You can’t “buy” Tiger on CD. It only ships in DVD format. I bought my G4 several years ago, and looking back, realize I “should” have had the DVD drive installed. But before pre-ordering Tiger, I’d read through the “System Requirements” listed on their website, and never once did it say a DVD drive would be required for the software’s installation. (They have since added that.)

Okay. So Apple “does” provide a solution to the DVD problem. AFTER one receives the DVD, they can download a document from Apple’s website through their (aptly titled) Mac OSX 10.4 Tiger Media Exchange Program. I did. Then, you print out the form, fill in your info, and mail it in, along with an additional 10 bucks ($9.95 plus applicable sales tax), the original Mac OS X v10.4 Tiger install DVD, and one original software proof-of-purchase coupon (found in the Tiger software box). Once they receive that, they say Apple will mail you a Tiger CD kit.

According to the Tiger Media Exchange document, it says: “Upon receipt of your order, products from inventory in stock will be shipped within 24 hours via U.S. mail.”

Great! (I thought.) You mail everything to South Bend, Indiana – only two states away from Iowa. And I’m getting mine into the mail right away, so I’ll have Tiger in my Mac’s tank within a few days. (I thought.)

I waited a week. Nothing. Two weeks. Nothing. Finally I called Apple’s toll free number (888-840-8433) listed on the Media Exchange document. After listening to the menu and pressing the appropriate keys, a message directed me to a specific website where I could check the status of my order. (Inquiry Site)

Here, they ask you for your name, zip code, and other pertinent info. Then you hit “Check Status.” What? It’s not working? You’re getting the message “Safari Can’t Open the Page”? Let me save you some trouble.

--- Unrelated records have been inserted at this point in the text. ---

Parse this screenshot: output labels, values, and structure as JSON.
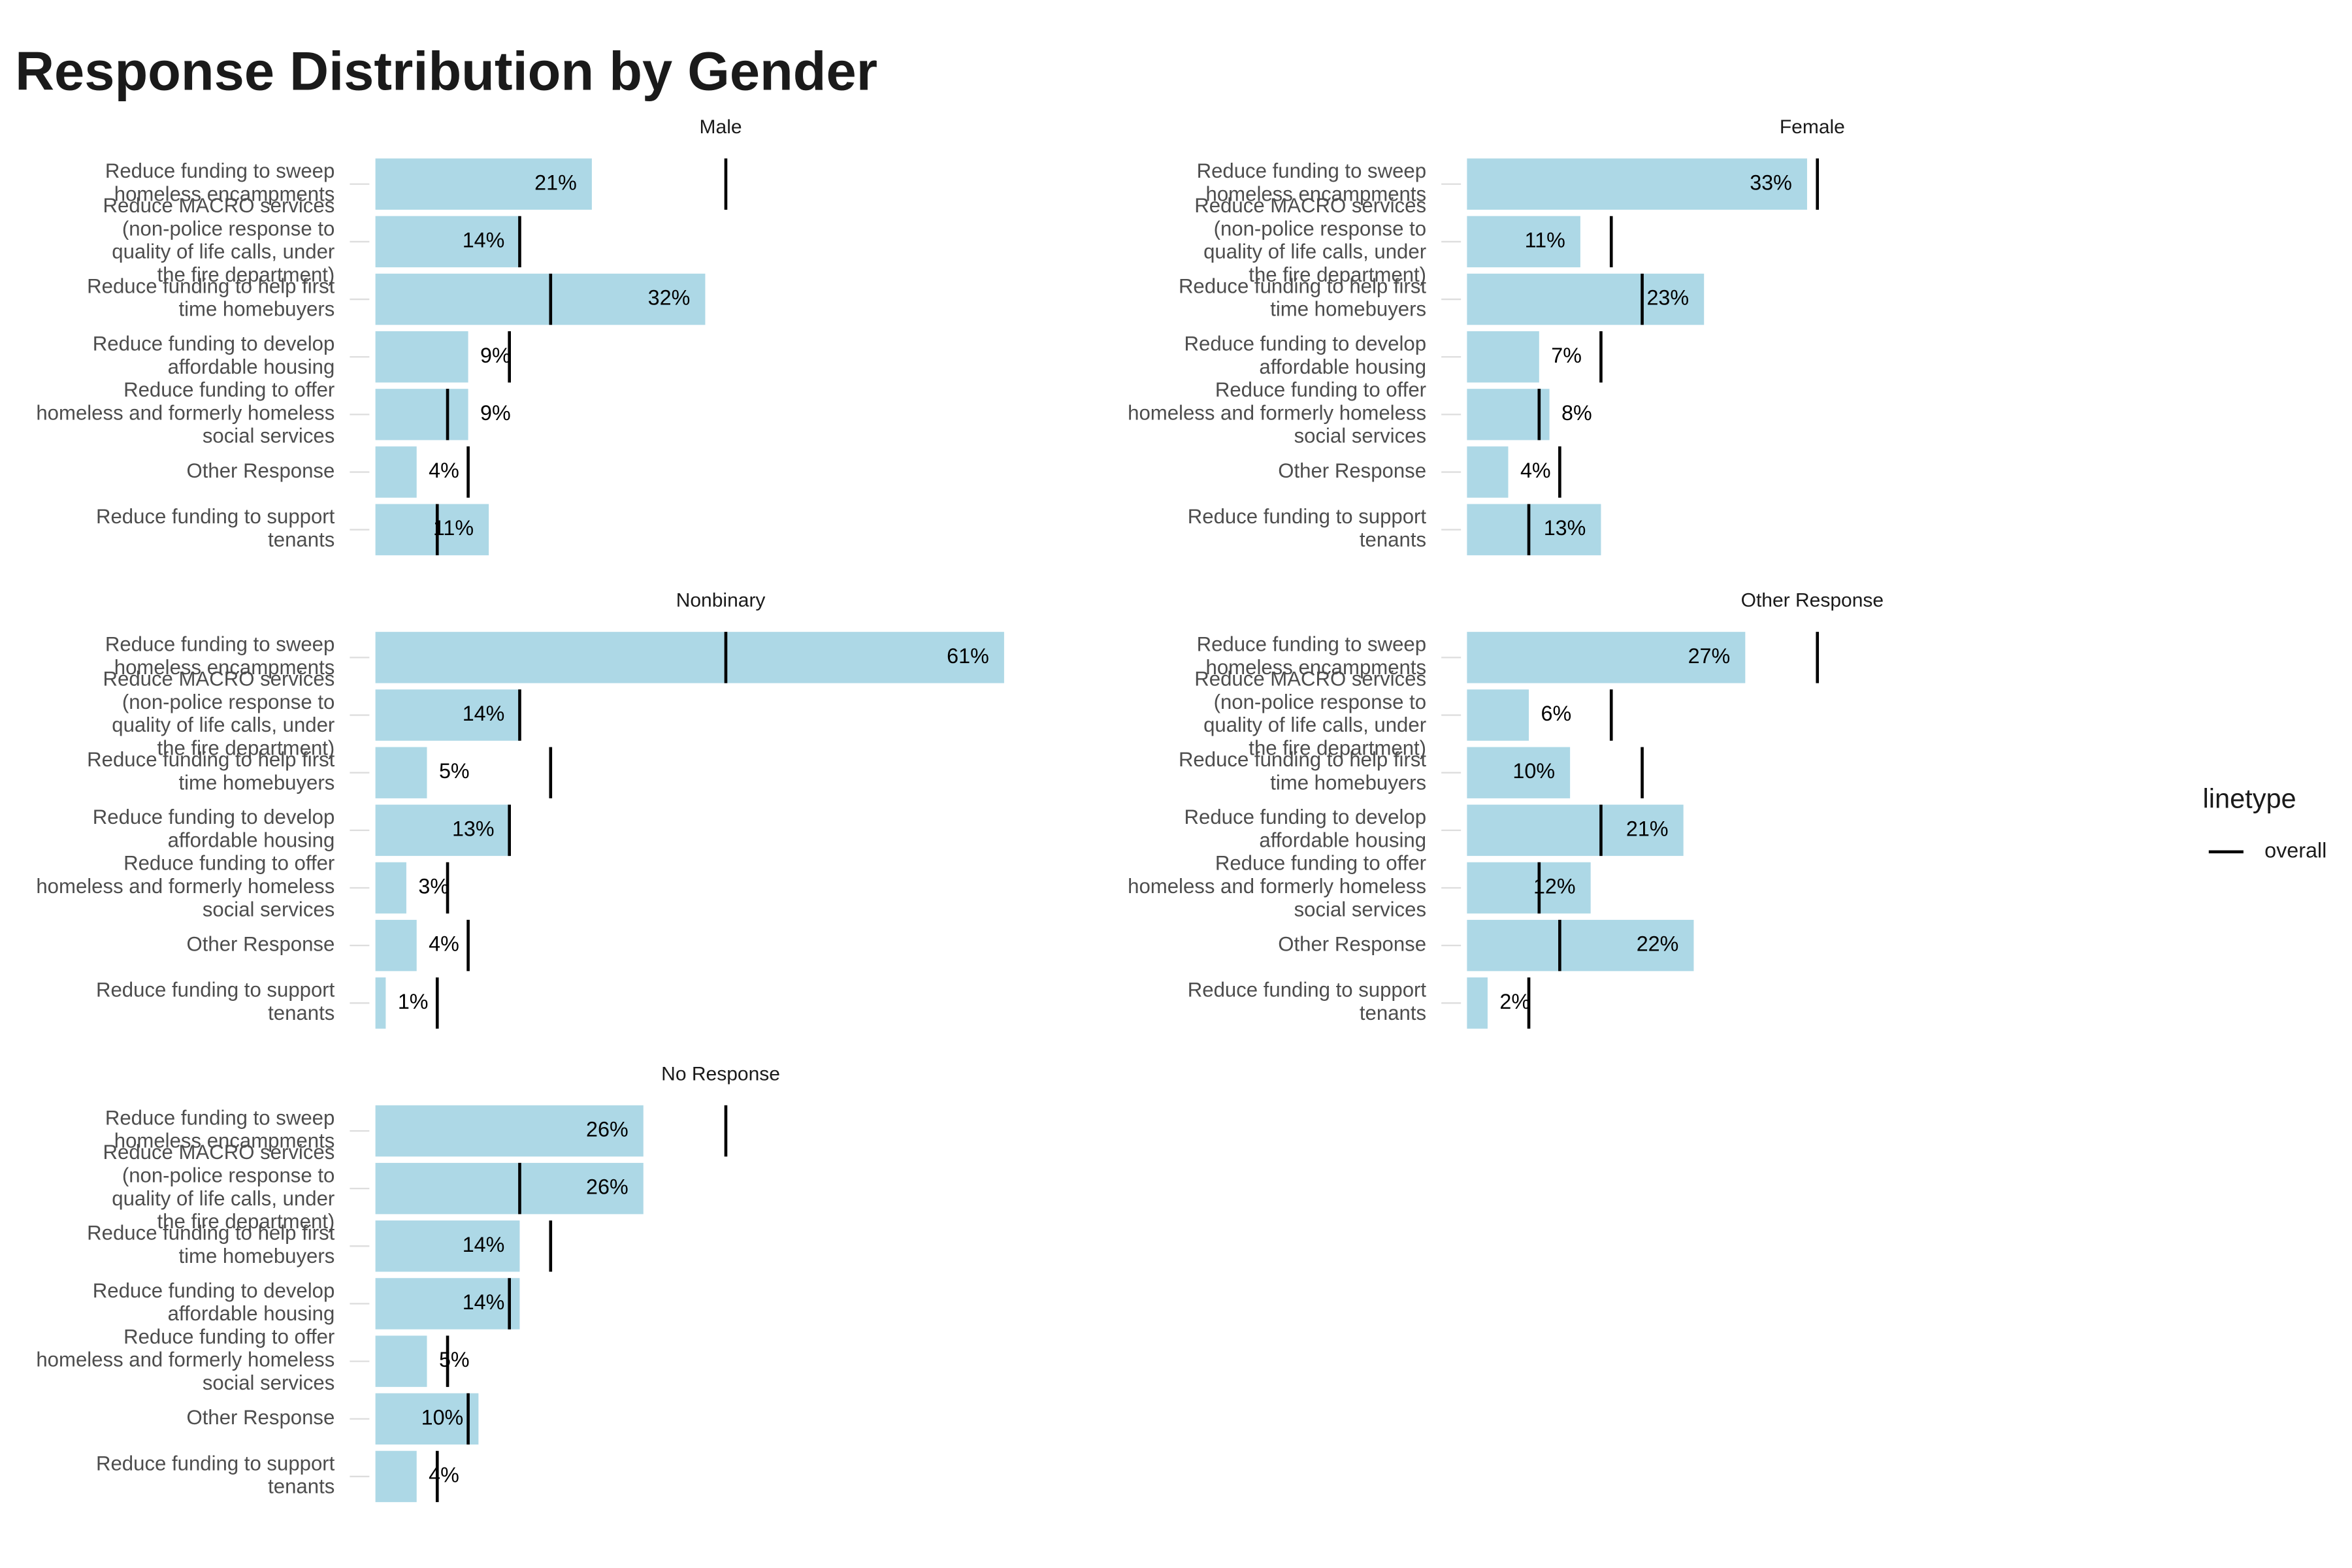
{
  "title": "Response Distribution by Gender",
  "legend": {
    "title": "linetype",
    "position": "right"
  },
  "overall": {
    "name": "overall",
    "color": "#000000",
    "values": [
      34,
      14,
      17,
      13,
      7,
      9,
      6
    ]
  },
  "chart_data": [
    {
      "type": "bar",
      "orientation": "horizontal",
      "title": "Male",
      "color": "#add8e6",
      "xlim": [
        0,
        67
      ],
      "categories": [
        "Reduce funding to sweep\nhomeless encampments",
        "Reduce MACRO services\n(non-police response to\nquality of life calls, under\nthe fire department)",
        "Reduce funding to help first\ntime homebuyers",
        "Reduce funding to develop\naffordable housing",
        "Reduce funding to offer\nhomeless and formerly homeless\nsocial services",
        "Other Response",
        "Reduce funding to support\ntenants"
      ],
      "values": [
        21,
        14,
        32,
        9,
        9,
        4,
        11
      ],
      "value_labels": [
        "21%",
        "14%",
        "32%",
        "9%",
        "9%",
        "4%",
        "11%"
      ]
    },
    {
      "type": "bar",
      "orientation": "horizontal",
      "title": "Female",
      "color": "#add8e6",
      "xlim": [
        0,
        67
      ],
      "categories": [
        "Reduce funding to sweep\nhomeless encampments",
        "Reduce MACRO services\n(non-police response to\nquality of life calls, under\nthe fire department)",
        "Reduce funding to help first\ntime homebuyers",
        "Reduce funding to develop\naffordable housing",
        "Reduce funding to offer\nhomeless and formerly homeless\nsocial services",
        "Other Response",
        "Reduce funding to support\ntenants"
      ],
      "values": [
        33,
        11,
        23,
        7,
        8,
        4,
        13
      ],
      "value_labels": [
        "33%",
        "11%",
        "23%",
        "7%",
        "8%",
        "4%",
        "13%"
      ]
    },
    {
      "type": "bar",
      "orientation": "horizontal",
      "title": "Nonbinary",
      "color": "#add8e6",
      "xlim": [
        0,
        67
      ],
      "categories": [
        "Reduce funding to sweep\nhomeless encampments",
        "Reduce MACRO services\n(non-police response to\nquality of life calls, under\nthe fire department)",
        "Reduce funding to help first\ntime homebuyers",
        "Reduce funding to develop\naffordable housing",
        "Reduce funding to offer\nhomeless and formerly homeless\nsocial services",
        "Other Response",
        "Reduce funding to support\ntenants"
      ],
      "values": [
        61,
        14,
        5,
        13,
        3,
        4,
        1
      ],
      "value_labels": [
        "61%",
        "14%",
        "5%",
        "13%",
        "3%",
        "4%",
        "1%"
      ]
    },
    {
      "type": "bar",
      "orientation": "horizontal",
      "title": "Other Response",
      "color": "#add8e6",
      "xlim": [
        0,
        67
      ],
      "categories": [
        "Reduce funding to sweep\nhomeless encampments",
        "Reduce MACRO services\n(non-police response to\nquality of life calls, under\nthe fire department)",
        "Reduce funding to help first\ntime homebuyers",
        "Reduce funding to develop\naffordable housing",
        "Reduce funding to offer\nhomeless and formerly homeless\nsocial services",
        "Other Response",
        "Reduce funding to support\ntenants"
      ],
      "values": [
        27,
        6,
        10,
        21,
        12,
        22,
        2
      ],
      "value_labels": [
        "27%",
        "6%",
        "10%",
        "21%",
        "12%",
        "22%",
        "2%"
      ]
    },
    {
      "type": "bar",
      "orientation": "horizontal",
      "title": "No Response",
      "color": "#add8e6",
      "xlim": [
        0,
        67
      ],
      "categories": [
        "Reduce funding to sweep\nhomeless encampments",
        "Reduce MACRO services\n(non-police response to\nquality of life calls, under\nthe fire department)",
        "Reduce funding to help first\ntime homebuyers",
        "Reduce funding to develop\naffordable housing",
        "Reduce funding to offer\nhomeless and formerly homeless\nsocial services",
        "Other Response",
        "Reduce funding to support\ntenants"
      ],
      "values": [
        26,
        26,
        14,
        14,
        5,
        10,
        4
      ],
      "value_labels": [
        "26%",
        "26%",
        "14%",
        "14%",
        "5%",
        "10%",
        "4%"
      ]
    }
  ]
}
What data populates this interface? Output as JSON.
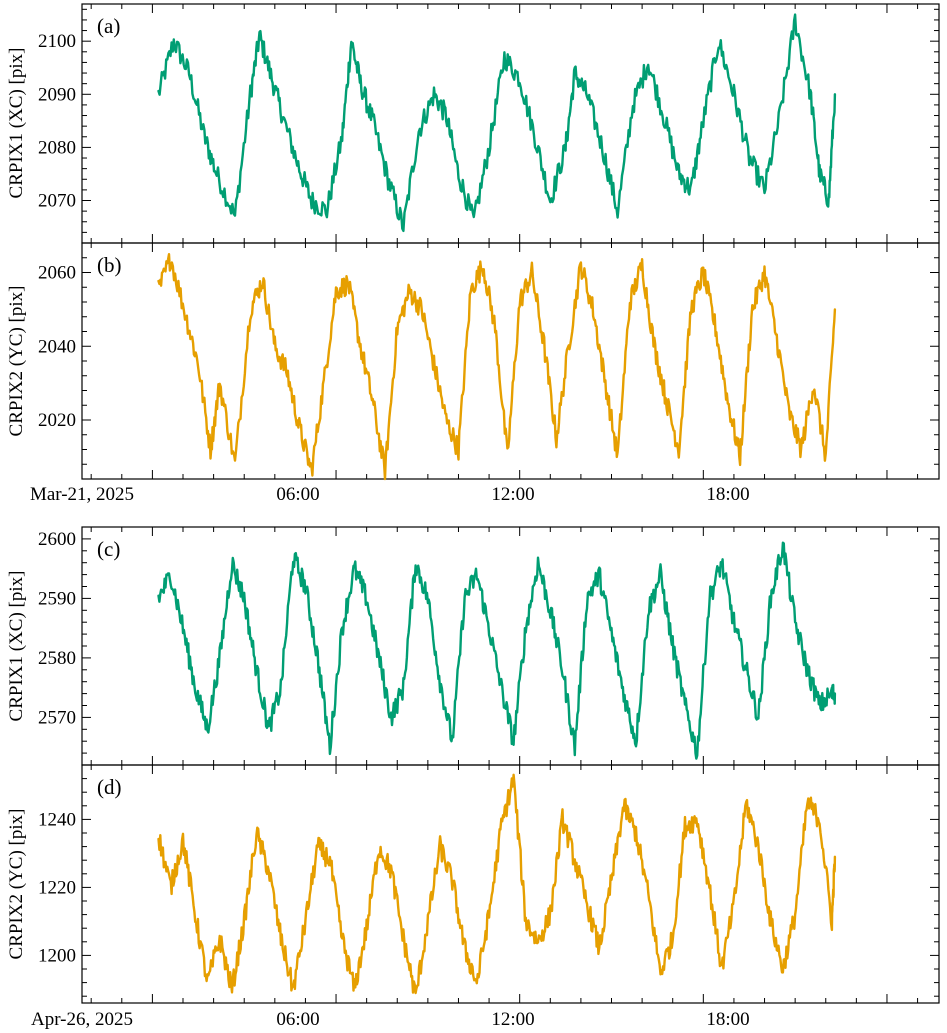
{
  "chart_data": [
    {
      "panel_label": "(a)",
      "type": "line",
      "ylabel": "CRPIX1 (XC) [pix]",
      "color": "#009E73",
      "ylim": [
        2062,
        2107
      ],
      "yticks": [
        2070,
        2080,
        2090,
        2100
      ],
      "series": [
        {
          "x": [
            0.0,
            0.5,
            1.0,
            1.5,
            1.9,
            2.5,
            3.0,
            3.3,
            3.7,
            4.1,
            4.6,
            5.0,
            5.5,
            6.0,
            6.3,
            6.6,
            7.0,
            7.5,
            8.0,
            8.5,
            9.0,
            9.4,
            9.8,
            10.3,
            10.8,
            11.3,
            11.8,
            12.3,
            12.8,
            13.3,
            13.6,
            14.0,
            14.5,
            15.0,
            15.5,
            16.0,
            16.5,
            17.0,
            17.4,
            17.8,
            18.3,
            18.8,
            19.3,
            19.8,
            20.3,
            20.8,
            21.3,
            21.6,
            21.9,
            22.1
          ],
          "y": [
            2090,
            2100,
            2094,
            2082,
            2075,
            2067,
            2090,
            2101,
            2093,
            2085,
            2076,
            2070,
            2068,
            2082,
            2100,
            2092,
            2085,
            2074,
            2065,
            2083,
            2090,
            2086,
            2075,
            2066,
            2080,
            2097,
            2093,
            2082,
            2070,
            2080,
            2094,
            2090,
            2080,
            2068,
            2088,
            2096,
            2086,
            2075,
            2072,
            2085,
            2100,
            2090,
            2078,
            2072,
            2086,
            2104,
            2090,
            2075,
            2070,
            2090
          ]
        }
      ]
    },
    {
      "panel_label": "(b)",
      "type": "line",
      "ylabel": "CRPIX2 (YC) [pix]",
      "color": "#E69F00",
      "ylim": [
        2004,
        2068
      ],
      "yticks": [
        2020,
        2040,
        2060
      ],
      "series": [
        {
          "x": [
            0.0,
            0.4,
            0.9,
            1.3,
            1.7,
            2.0,
            2.5,
            3.0,
            3.4,
            3.8,
            4.2,
            4.6,
            5.0,
            5.4,
            5.8,
            6.2,
            6.6,
            7.0,
            7.4,
            7.8,
            8.2,
            8.6,
            9.0,
            9.4,
            9.8,
            10.2,
            10.6,
            11.0,
            11.4,
            11.8,
            12.2,
            12.6,
            13.0,
            13.4,
            13.8,
            14.2,
            14.6,
            15.0,
            15.4,
            15.8,
            16.2,
            16.6,
            17.0,
            17.4,
            17.8,
            18.2,
            18.6,
            19.0,
            19.4,
            19.8,
            20.2,
            20.6,
            21.0,
            21.4,
            21.8,
            22.1
          ],
          "y": [
            2055,
            2064,
            2048,
            2035,
            2012,
            2030,
            2008,
            2050,
            2058,
            2040,
            2033,
            2018,
            2006,
            2030,
            2055,
            2057,
            2040,
            2025,
            2006,
            2045,
            2055,
            2050,
            2035,
            2020,
            2012,
            2055,
            2062,
            2045,
            2010,
            2052,
            2060,
            2040,
            2015,
            2040,
            2062,
            2050,
            2030,
            2010,
            2052,
            2062,
            2040,
            2025,
            2012,
            2050,
            2060,
            2045,
            2025,
            2010,
            2050,
            2060,
            2042,
            2022,
            2012,
            2030,
            2010,
            2050
          ]
        }
      ]
    },
    {
      "panel_label": "(c)",
      "type": "line",
      "ylabel": "CRPIX1 (XC) [pix]",
      "color": "#009E73",
      "ylim": [
        2562,
        2602
      ],
      "yticks": [
        2570,
        2580,
        2590,
        2600
      ],
      "series": [
        {
          "x": [
            0.0,
            0.4,
            0.8,
            1.2,
            1.6,
            2.0,
            2.4,
            2.8,
            3.2,
            3.6,
            4.0,
            4.4,
            4.8,
            5.2,
            5.6,
            6.0,
            6.4,
            6.8,
            7.2,
            7.6,
            8.0,
            8.4,
            8.8,
            9.2,
            9.6,
            10.0,
            10.4,
            10.8,
            11.2,
            11.6,
            12.0,
            12.4,
            12.8,
            13.2,
            13.6,
            14.0,
            14.4,
            14.8,
            15.2,
            15.6,
            16.0,
            16.4,
            16.8,
            17.2,
            17.6,
            18.0,
            18.4,
            18.8,
            19.2,
            19.6,
            20.0,
            20.4,
            20.8,
            21.2,
            21.6,
            22.0,
            22.1
          ],
          "y": [
            2590,
            2594,
            2585,
            2575,
            2568,
            2580,
            2596,
            2590,
            2578,
            2568,
            2575,
            2597,
            2592,
            2580,
            2565,
            2585,
            2595,
            2590,
            2580,
            2570,
            2575,
            2596,
            2590,
            2576,
            2566,
            2590,
            2594,
            2585,
            2575,
            2566,
            2585,
            2596,
            2588,
            2578,
            2565,
            2590,
            2594,
            2584,
            2574,
            2566,
            2588,
            2594,
            2582,
            2572,
            2564,
            2590,
            2596,
            2586,
            2578,
            2570,
            2590,
            2599,
            2586,
            2578,
            2572,
            2574,
            2574
          ]
        }
      ]
    },
    {
      "panel_label": "(d)",
      "type": "line",
      "ylabel": "CRPIX2 (YC) [pix]",
      "color": "#E69F00",
      "ylim": [
        1186,
        1256
      ],
      "yticks": [
        1200,
        1220,
        1240
      ],
      "series": [
        {
          "x": [
            0.0,
            0.4,
            0.8,
            1.2,
            1.6,
            2.0,
            2.4,
            2.8,
            3.2,
            3.6,
            4.0,
            4.4,
            4.8,
            5.2,
            5.6,
            6.0,
            6.4,
            6.8,
            7.2,
            7.6,
            8.0,
            8.4,
            8.8,
            9.2,
            9.6,
            10.0,
            10.4,
            10.8,
            11.2,
            11.6,
            12.0,
            12.4,
            12.8,
            13.2,
            13.6,
            14.0,
            14.4,
            14.8,
            15.2,
            15.6,
            16.0,
            16.4,
            16.8,
            17.2,
            17.6,
            18.0,
            18.4,
            18.8,
            19.2,
            19.6,
            20.0,
            20.4,
            20.8,
            21.2,
            21.6,
            22.0,
            22.1
          ],
          "y": [
            1235,
            1220,
            1234,
            1212,
            1192,
            1205,
            1190,
            1210,
            1236,
            1225,
            1205,
            1190,
            1210,
            1232,
            1228,
            1205,
            1190,
            1208,
            1232,
            1225,
            1205,
            1188,
            1210,
            1232,
            1222,
            1202,
            1192,
            1212,
            1238,
            1252,
            1210,
            1204,
            1212,
            1240,
            1228,
            1215,
            1202,
            1222,
            1244,
            1236,
            1218,
            1195,
            1205,
            1238,
            1240,
            1220,
            1196,
            1215,
            1245,
            1232,
            1210,
            1196,
            1212,
            1245,
            1240,
            1210,
            1229
          ]
        }
      ]
    }
  ],
  "panels": [
    {
      "xtick_labels": [
        "Mar-21, 2025",
        "06:00",
        "12:00",
        "18:00"
      ]
    },
    {
      "xtick_labels": [
        "Apr-26, 2025",
        "06:00",
        "12:00",
        "18:00"
      ]
    }
  ]
}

Okay. So Safari couldn’t open the page. I went to Firefox.
Firefox couldn’t open the page. I went to Mozilla.
Mozilla couldn’t open the page. I went to Internet Explorer.
Internet Explorer couldn’t open the page. I went to Netscape.
Netscape couldn’t open the page.

I ran out of browsers.

Only after “repeated” efforts (and I do mean Repeated — to the tune of about 100 tries during different time periods) did Safari finally open the page the other day. Luckily, I discovered that Apple had, in fact, received my order. But there were the dreaded words under order status: Backordered.

So here it is, three weeks to the day since first receiving the Tiger DVD, and nearly three weeks since paying even more and ordering the CD kit. I’ve gone back to the site several times to check my status again, but haven’t been able to load the page since. I guess I’m probably one of the lucky ones, to have gotten it to load even that one time. I suspect it’s busy all the time with people like me, wondering why Apple just didn’t offer a product up front available for purchase in either DVD or CD format, and save their loyal customers the hassle they currently are putting them through.

The irony in all this is that Apple makes such a good product (like my G4) that – other than the software upgrades – I’ve never had a reason to upgrade my hardware. I’ve never missed the DVD drive.

Until now.

But I don’t have a product I’ve long since shelled out my money for, and twice at that. For a company who’s always had exemplary service, this apple fell far from the tree.